# mitered mortise and tenon joint



## samurai (Aug 14, 2011)

i just uploaded a video how to make mitered mortise and tenon joint with perfect fit and angle with no gap.please have a look mitered mortise and tenon joint with Pythagorean theorem - YouTube


----------



## Cherryville Chuck (Sep 28, 2010)

Interesting video Kuldeep. I've seen another version of that machine on this forum a couple of years ago.


----------



## delmirj (Jan 10, 2013)

*Machine*

What is the name and mfg. of the horizontal router you are using in the video?


----------



## bobj3 (Jan 17, 2006)

http://www.routerforums.com/jigs-fixtures/33570-pantorouter-made-steel.html

http://www.routerforums.com/woodworking-classifieds/35959-pantorouter-mechanism-sale.html

==



delmi said:


> What is the name and mfg. of the horizontal router you are using in the video?


----------



## neville9999 (Jul 22, 2010)

The machine that Samurai is using, he makes it himself, and he will also sell it, he has contact details on his utube site, Samirai you are a very interesting woodworker/aluminum fabricator and your machine looks very nicely made and it looks very useful.

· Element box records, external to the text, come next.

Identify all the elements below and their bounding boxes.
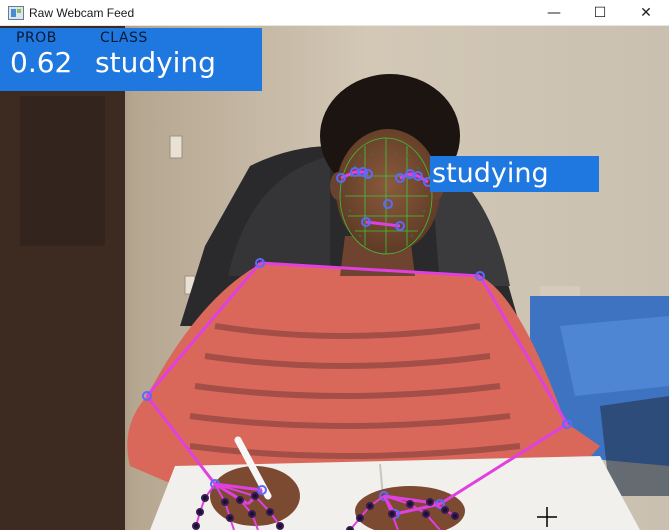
face-class-label: studying: [430, 156, 599, 192]
class-value: studying: [95, 46, 216, 79]
prob-value: 0.62: [10, 46, 73, 79]
close-button[interactable]: ✕: [623, 0, 669, 26]
close-icon: ✕: [640, 5, 652, 21]
face-class-text: studying: [432, 158, 549, 189]
prediction-overlay: PROB CLASS 0.62 studying: [0, 28, 262, 91]
webcam-frame-image: [0, 26, 669, 530]
minimize-icon: —: [547, 5, 561, 21]
webcam-window-icon: [8, 5, 24, 20]
webcam-feed: PROB CLASS 0.62 studying studying: [0, 26, 669, 530]
minimize-button[interactable]: —: [531, 0, 577, 26]
maximize-icon: ☐: [593, 5, 607, 21]
window-titlebar[interactable]: Raw Webcam Feed — ☐ ✕: [0, 0, 669, 26]
class-header: CLASS: [100, 30, 148, 46]
prob-header: PROB: [16, 30, 57, 46]
window-title: Raw Webcam Feed: [29, 5, 135, 20]
maximize-button[interactable]: ☐: [577, 0, 623, 26]
window-controls: — ☐ ✕: [531, 0, 669, 26]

NGM


----------



## JOAT (Apr 9, 2010)

Your work is just totally awsome.


----------



## samurai (Aug 14, 2011)

Thanx Neville 9999 and Joat for appreciating.
glad you like it.
@ Delmi, i m the made this machine but i don't have any big company.i made it at my home workshop.


----------



## samurai (Aug 14, 2011)

bobj3 said:


> http://www.routerforums.com/jigs-fixtures/33570-pantorouter-made-steel.html
> 
> http://www.routerforums.com/woodworking-classifieds/35959-pantorouter-mechanism-sale.html
> 
> ==


Thanx BJ putting the details.now my pantorouter has got alot of improvement.


----------



## Daikusan (Apr 12, 2013)

Keep the good work going.


----------



## samurai (Aug 14, 2011)

Daikusan said:


> Keep the good work going.


thanx steve!!


----------



## Daikusan (Apr 12, 2013)

Im suppose to get a catalog for the bits Monday, Ill give you more info then. Do you need me to snail mail you one? By the way they have 12mm bits also.


----------



## samurai (Aug 14, 2011)

Daikusan said:


> Im suppose to get a catalog for the bits Monday, Ill give you more info then. Do you need me to snail mail you one? By the way they have 12mm bits also.


Thanx but i do have some 12mm bit from off corporation
i normally don't use metric size because i have inch size dewalt router.


----------



## Daikusan (Apr 12, 2013)

samurai said:


> Thanx but i do have some 12mm bit from off corporation
> i normally don't use metric size because i have inch size dewalt router.


Hey thanks for the link and bit info. I have three Craftsman, they are all inch size also.


----------



## Mike (Nov 22, 2004)

Nice job on the video, keep up the good work.


----------



## samurai (Aug 14, 2011)

Mike said:


> Nice job on the video, keep up the good work.


thanx mike.i will do my best.hopefully i will also try to make dovetail video soon.


----------